Is that still available if I buy stuff like below ?
http://www.soriaudio.co.kr/zboard/data/m_eqp/42265.jpg
(HP 16550A 102CH logic analyzer module and strange cables).
Thank you…
It’s probably best to keep looking for one that has all the parts. The probe means oscilloscope probe, I assume. That should be easy to replace with a generic one. The grippers are used to attach the logic analyzer to the signals you want to examine. For my 1631D they are practically impossible to replace.
That 16550A looks like it’s supposed to fit into some other piece of equipment. I think you want an all-in-one unit.

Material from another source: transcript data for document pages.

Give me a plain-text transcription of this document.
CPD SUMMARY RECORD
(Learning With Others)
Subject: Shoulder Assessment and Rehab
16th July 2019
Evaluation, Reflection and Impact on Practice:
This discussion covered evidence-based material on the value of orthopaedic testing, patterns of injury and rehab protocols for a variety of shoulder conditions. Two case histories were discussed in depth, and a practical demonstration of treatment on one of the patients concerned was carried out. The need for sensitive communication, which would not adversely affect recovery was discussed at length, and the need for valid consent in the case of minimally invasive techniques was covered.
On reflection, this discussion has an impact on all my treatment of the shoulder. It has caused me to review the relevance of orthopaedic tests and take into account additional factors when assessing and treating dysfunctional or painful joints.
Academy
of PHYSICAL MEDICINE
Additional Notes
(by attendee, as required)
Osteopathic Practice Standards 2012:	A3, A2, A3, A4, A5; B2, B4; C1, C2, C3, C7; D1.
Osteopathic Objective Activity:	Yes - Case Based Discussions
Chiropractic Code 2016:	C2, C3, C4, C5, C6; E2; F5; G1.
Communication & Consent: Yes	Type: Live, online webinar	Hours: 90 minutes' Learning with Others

Try this one, if the shipping to Korea isn’t too expensive: http://cgi.ebay.com/HP-1631D-Logic-Analyzer-w-Pods-Leads-Grabbers_W0QQitemZ270295698585QQcmdZViewItemQQptZBI_Analyzers?hash=item270295698585&_trksid=p3286.c0.m14&_trkparms=72%3A1205%7C66%3A2%7C65%3A12%7C39%3A1%7C240%3A1318
Steve, Thank you. 🙂
Now it’s clear for me by your advice. That’s what I want to know .
I will try to get bidding stuff on your hyper-link.
best regards
bro,
You will have to fight me for that 1631D Steve linked above. (I am the bidder)
Also, if you are from Korea, you might want to email the seller before bidding. From the item description: “This item is not for sale or export outside the United States!”
bro,
You might be interested in:
http://cgi.ebay.com/ws/eBayISAPI.dll?ViewItem&item=200275099952
Listed as “Ships to: Worldwide”
Thank you, Ben.
It’s so hard to get 1631D from Korea.
I will keep trying..
have great weekend! 🙂
You don’t need a 1631D specifically, of course, that’s just the model I happen to have. Do you need something that’s a combination oscilloscope *and* a logic analyzer? If you only need an oscilloscope, older analog models are fine for hobby use and are pretty inexpensive.
For logic analyzers, there are many more older models from HP like 1630A and 1630D, 1650, 1651, 1660, and others. Tektronix also had many similar models.
If I could only have an oscilloscope or a logic analyzer, I would definitely choose the oscilloscope.